Meadows Institute leads integrated behavioral health care discussion at APA’s annual convention
The Institute’s Vice President of Health System Integration Andrew Carlo, MD moderated a discussion on the application and sustainability of pediatric integrated care models such as the Collaborative Care Model Aug. 5 at the American Psychological Association’s annual convention in Washington, D.C.
Sponsored by the Mental Health Technology Transfer Center Network, the panel featured Carlo and three psychologists from around the country discussing the promise of evidence-based, integrated care models for behavioral health to help combat the nation’s worsening youth mental health crisis.
Carlo set the stage with some sobering statistics: 15 million children and adolescents in the United States have a diagnosable behavioral health condition, and yet many of those youth receive no services at all. Their untreated behavioral health conditions “lead to greater social, occupational and economic consequences over time.”
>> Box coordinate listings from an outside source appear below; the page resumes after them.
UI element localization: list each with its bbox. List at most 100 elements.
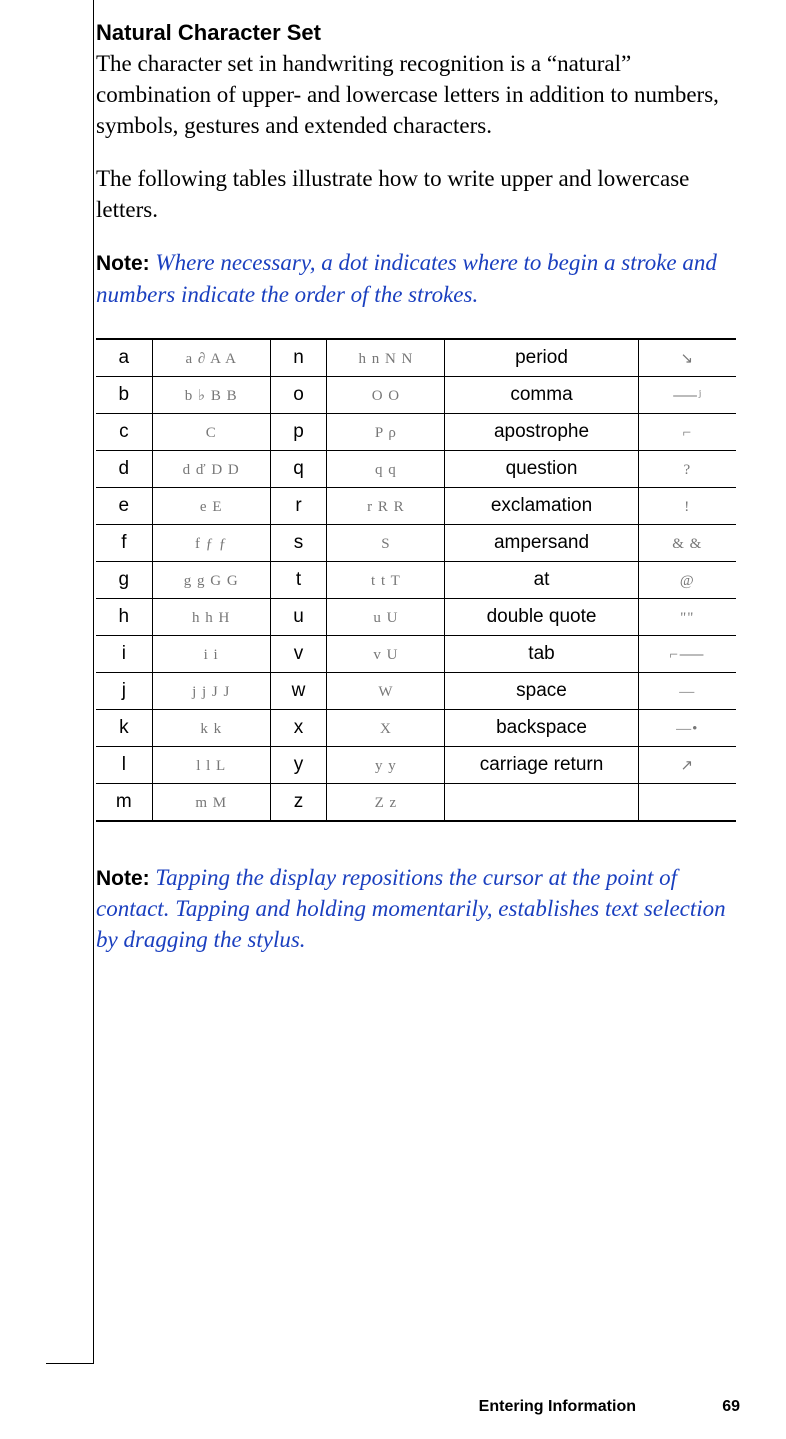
stroke-glyph-cell: h h H xyxy=(152,598,270,635)
table-row: dd ď D Dqq qquestion? xyxy=(96,450,736,487)
note-label: Note: xyxy=(96,867,150,890)
letter-cell: m xyxy=(96,783,152,821)
letter-cell: c xyxy=(96,413,152,450)
table-row: kk kxXbackspace—• xyxy=(96,709,736,746)
table-row: cCpP ρapostrophe⌐ xyxy=(96,413,736,450)
punctuation-glyph-cell: & & xyxy=(638,524,736,561)
note-1: Note: Where necessary, a dot indicates w… xyxy=(96,247,746,309)
stroke-glyph-cell: k k xyxy=(152,709,270,746)
letter-cell: p xyxy=(270,413,327,450)
note-1-body: Where necessary, a dot indicates where t… xyxy=(96,250,717,306)
stroke-glyph-cell: t t T xyxy=(327,561,445,598)
table-row: bb ♭ B BoO Ocomma⸺ʲ xyxy=(96,376,736,413)
letter-cell: y xyxy=(270,746,327,783)
punctuation-label-cell: backspace xyxy=(445,709,638,746)
stroke-glyph-cell: m M xyxy=(152,783,270,821)
punctuation-glyph-cell xyxy=(638,783,736,821)
punctuation-glyph-cell: ↘ xyxy=(638,339,736,377)
letter-cell: v xyxy=(270,635,327,672)
punctuation-label-cell: apostrophe xyxy=(445,413,638,450)
punctuation-label-cell xyxy=(445,783,638,821)
letter-cell: j xyxy=(96,672,152,709)
letter-cell: i xyxy=(96,635,152,672)
punctuation-label-cell: comma xyxy=(445,376,638,413)
punctuation-label-cell: tab xyxy=(445,635,638,672)
stroke-glyph-cell: j j J J xyxy=(152,672,270,709)
letter-cell: l xyxy=(96,746,152,783)
letter-cell: w xyxy=(270,672,327,709)
intro-paragraph-1: The character set in handwriting recogni… xyxy=(96,48,746,141)
stroke-glyph-cell: h n N N xyxy=(327,339,445,377)
stroke-glyph-cell: Z z xyxy=(327,783,445,821)
stroke-glyph-cell: X xyxy=(327,709,445,746)
letter-cell: r xyxy=(270,487,327,524)
letter-cell: s xyxy=(270,524,327,561)
letter-cell: o xyxy=(270,376,327,413)
table-row: ff ƒ ƒsSampersand& & xyxy=(96,524,736,561)
punctuation-glyph-cell: ! xyxy=(638,487,736,524)
stroke-glyph-cell: a ∂ A A xyxy=(152,339,270,377)
stroke-glyph-cell: i i xyxy=(152,635,270,672)
stroke-glyph-cell: C xyxy=(152,413,270,450)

The ability to see a behavioral health specialist in the primary care setting, such as a pediatrician’s office, reduces stigma and the demand on specialty behavioral health services while decreasing the number of kids seeking care outside of their “medical home,” said Cody A. Hostutler, a pediatric primary care psychologist at Nationwide Children’s Hospital in Columbus, Ohio. Collaborative care, he said, is an “efficient way to get the kids we are serving care and get it quickly.”
In Chicago, Collaborative Care is helping youth with anxiety, depression and ADHD see “significant improvement,” said Ann & Robert H. Lurie Children’s Hospital child and adolescent psychologist John Parkhurst.
But Collaborative Care still needs champions so that more primary care physicians, including pediatricians, will incorporate it into their practices, the panel agreed. Said Parkhurst: “As much as we want to show ‘never adopters’ data on successful patient outcomes, people like a story, an example. That’s what funders gravitate toward, and pediatricians would as well. We don’t do enough of that.”